К исходу двухмесячного парижского пребывания я уже не думал, что все здесь милы и вежливы, к хорошему быстро привыкаешь, лица стали мне казаться столь же усталыми и неприветливыми, как дома, а любезность гарсонов в кафе и продавщиц в магазинах уже не представлялась мне безусловной. Я старался почаще звонить в Ленинград; долгое ожидание в душном зале, усталые люди, нередко раздраженные служащие — как быстро я забыл, что такое ожидание у нас, что такое раздраженные сотрудники нашей почты.
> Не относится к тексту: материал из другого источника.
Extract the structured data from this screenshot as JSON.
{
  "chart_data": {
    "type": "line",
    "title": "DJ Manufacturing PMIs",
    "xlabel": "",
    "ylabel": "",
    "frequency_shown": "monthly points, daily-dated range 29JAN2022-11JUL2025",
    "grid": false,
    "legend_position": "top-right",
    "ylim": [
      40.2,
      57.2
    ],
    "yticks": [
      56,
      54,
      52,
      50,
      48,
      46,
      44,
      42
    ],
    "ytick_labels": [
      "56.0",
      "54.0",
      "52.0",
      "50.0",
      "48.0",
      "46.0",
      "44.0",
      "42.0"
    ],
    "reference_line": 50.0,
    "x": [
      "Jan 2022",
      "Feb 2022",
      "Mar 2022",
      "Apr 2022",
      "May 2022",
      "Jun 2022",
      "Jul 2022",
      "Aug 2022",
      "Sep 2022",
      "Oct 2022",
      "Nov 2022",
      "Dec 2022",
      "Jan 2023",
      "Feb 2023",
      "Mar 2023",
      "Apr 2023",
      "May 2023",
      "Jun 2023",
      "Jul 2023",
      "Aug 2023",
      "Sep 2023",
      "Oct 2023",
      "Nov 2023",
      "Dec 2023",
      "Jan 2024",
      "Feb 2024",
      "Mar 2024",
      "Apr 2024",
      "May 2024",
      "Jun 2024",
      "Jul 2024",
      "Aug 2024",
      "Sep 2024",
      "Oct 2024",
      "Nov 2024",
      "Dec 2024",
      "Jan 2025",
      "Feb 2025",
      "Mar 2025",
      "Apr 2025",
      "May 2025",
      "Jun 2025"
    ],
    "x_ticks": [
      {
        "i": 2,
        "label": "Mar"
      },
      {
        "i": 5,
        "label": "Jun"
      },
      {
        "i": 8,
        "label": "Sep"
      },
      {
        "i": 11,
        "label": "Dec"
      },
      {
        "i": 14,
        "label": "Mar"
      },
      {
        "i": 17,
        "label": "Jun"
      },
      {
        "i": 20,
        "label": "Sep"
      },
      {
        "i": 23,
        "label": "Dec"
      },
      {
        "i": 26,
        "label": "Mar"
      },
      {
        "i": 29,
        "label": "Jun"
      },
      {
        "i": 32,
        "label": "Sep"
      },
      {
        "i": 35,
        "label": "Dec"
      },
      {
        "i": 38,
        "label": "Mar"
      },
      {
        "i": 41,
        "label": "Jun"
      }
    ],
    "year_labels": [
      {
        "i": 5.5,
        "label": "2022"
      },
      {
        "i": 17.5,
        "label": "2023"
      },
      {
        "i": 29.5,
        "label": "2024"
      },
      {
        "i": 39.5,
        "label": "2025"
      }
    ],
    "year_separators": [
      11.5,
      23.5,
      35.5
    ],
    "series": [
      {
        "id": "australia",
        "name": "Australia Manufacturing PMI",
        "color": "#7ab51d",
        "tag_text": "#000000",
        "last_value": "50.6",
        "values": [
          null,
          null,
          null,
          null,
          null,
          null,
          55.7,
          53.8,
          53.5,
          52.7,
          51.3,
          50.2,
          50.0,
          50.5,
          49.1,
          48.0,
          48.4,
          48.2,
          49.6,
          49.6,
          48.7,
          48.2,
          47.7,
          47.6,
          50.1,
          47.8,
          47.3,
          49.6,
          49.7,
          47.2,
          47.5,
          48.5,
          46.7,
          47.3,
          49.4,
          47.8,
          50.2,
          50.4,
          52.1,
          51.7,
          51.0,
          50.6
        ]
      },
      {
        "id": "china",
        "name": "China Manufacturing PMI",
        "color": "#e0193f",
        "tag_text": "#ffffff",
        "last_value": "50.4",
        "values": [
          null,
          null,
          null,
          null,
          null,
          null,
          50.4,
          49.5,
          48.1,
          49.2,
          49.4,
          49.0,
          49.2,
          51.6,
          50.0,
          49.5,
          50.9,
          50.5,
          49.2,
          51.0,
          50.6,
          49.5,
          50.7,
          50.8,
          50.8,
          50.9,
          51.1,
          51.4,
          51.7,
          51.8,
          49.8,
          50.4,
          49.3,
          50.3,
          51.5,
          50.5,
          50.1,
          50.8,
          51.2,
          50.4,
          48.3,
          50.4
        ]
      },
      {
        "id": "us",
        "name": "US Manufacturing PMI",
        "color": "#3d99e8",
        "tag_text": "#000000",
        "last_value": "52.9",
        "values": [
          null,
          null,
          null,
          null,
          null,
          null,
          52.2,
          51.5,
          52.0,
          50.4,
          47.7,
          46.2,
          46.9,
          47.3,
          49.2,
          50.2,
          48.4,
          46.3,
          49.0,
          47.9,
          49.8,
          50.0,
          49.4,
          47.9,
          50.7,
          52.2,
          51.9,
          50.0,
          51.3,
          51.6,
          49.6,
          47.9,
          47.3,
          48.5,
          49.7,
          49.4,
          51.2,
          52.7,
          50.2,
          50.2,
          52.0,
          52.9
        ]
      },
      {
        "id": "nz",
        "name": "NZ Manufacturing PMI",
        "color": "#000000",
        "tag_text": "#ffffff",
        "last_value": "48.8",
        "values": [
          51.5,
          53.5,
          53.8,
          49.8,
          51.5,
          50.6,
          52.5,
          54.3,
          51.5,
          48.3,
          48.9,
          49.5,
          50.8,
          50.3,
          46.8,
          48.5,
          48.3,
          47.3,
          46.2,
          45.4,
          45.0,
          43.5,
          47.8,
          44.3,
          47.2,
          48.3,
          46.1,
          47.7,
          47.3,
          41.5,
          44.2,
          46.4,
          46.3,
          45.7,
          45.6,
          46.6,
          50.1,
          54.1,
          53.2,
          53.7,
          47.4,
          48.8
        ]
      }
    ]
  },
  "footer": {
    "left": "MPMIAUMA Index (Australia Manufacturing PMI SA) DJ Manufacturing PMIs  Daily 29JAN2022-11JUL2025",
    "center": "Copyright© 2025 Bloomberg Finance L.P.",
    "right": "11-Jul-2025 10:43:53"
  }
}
Здесь-то в ответ на раздраженные претензии ожидающих служащая улыбалась и говорила ласково: «Что делать, все ждут…»
Я возвращался в почти пустом вагоне. В числе моих попутчиков был молодой человек с замкнуто-значительным лицом выдрессированного международного чиновника-стукача. За всю дорогу я не слышал, чтобы он произнес хотя бы одно слово. В открывшуюся как-то дверь его купе я увидел, что оно целиком — до потолка — забито картонными коробками, только вдоль дивана оставлен узкий проход.
Таможенники его не досматривали, — возможно, у него был дипломатический паспорт, да и его физиономия была красноречивей иного документа. Поймали лишь одну старушку убогой внешности, с лицом вполне добропорядочным: она и в самом деле оказалась «нарушительницей» — везла большой мешок грошовых складных зонтиков от Тати.
Надо ли говорить, что стоило мне взглянуть на лица родимых таможенников, как французы вновь показались веселыми рыцарями.
На Белорусском вокзале человека с коробками (они образовали на перроне внушительную пирамиду) встречало полдюжины сдержанно возбужденных родственников. В ожидании дележа они страстно смотрели на коробки, старательно скрывая вожделение и взаимное недоверие.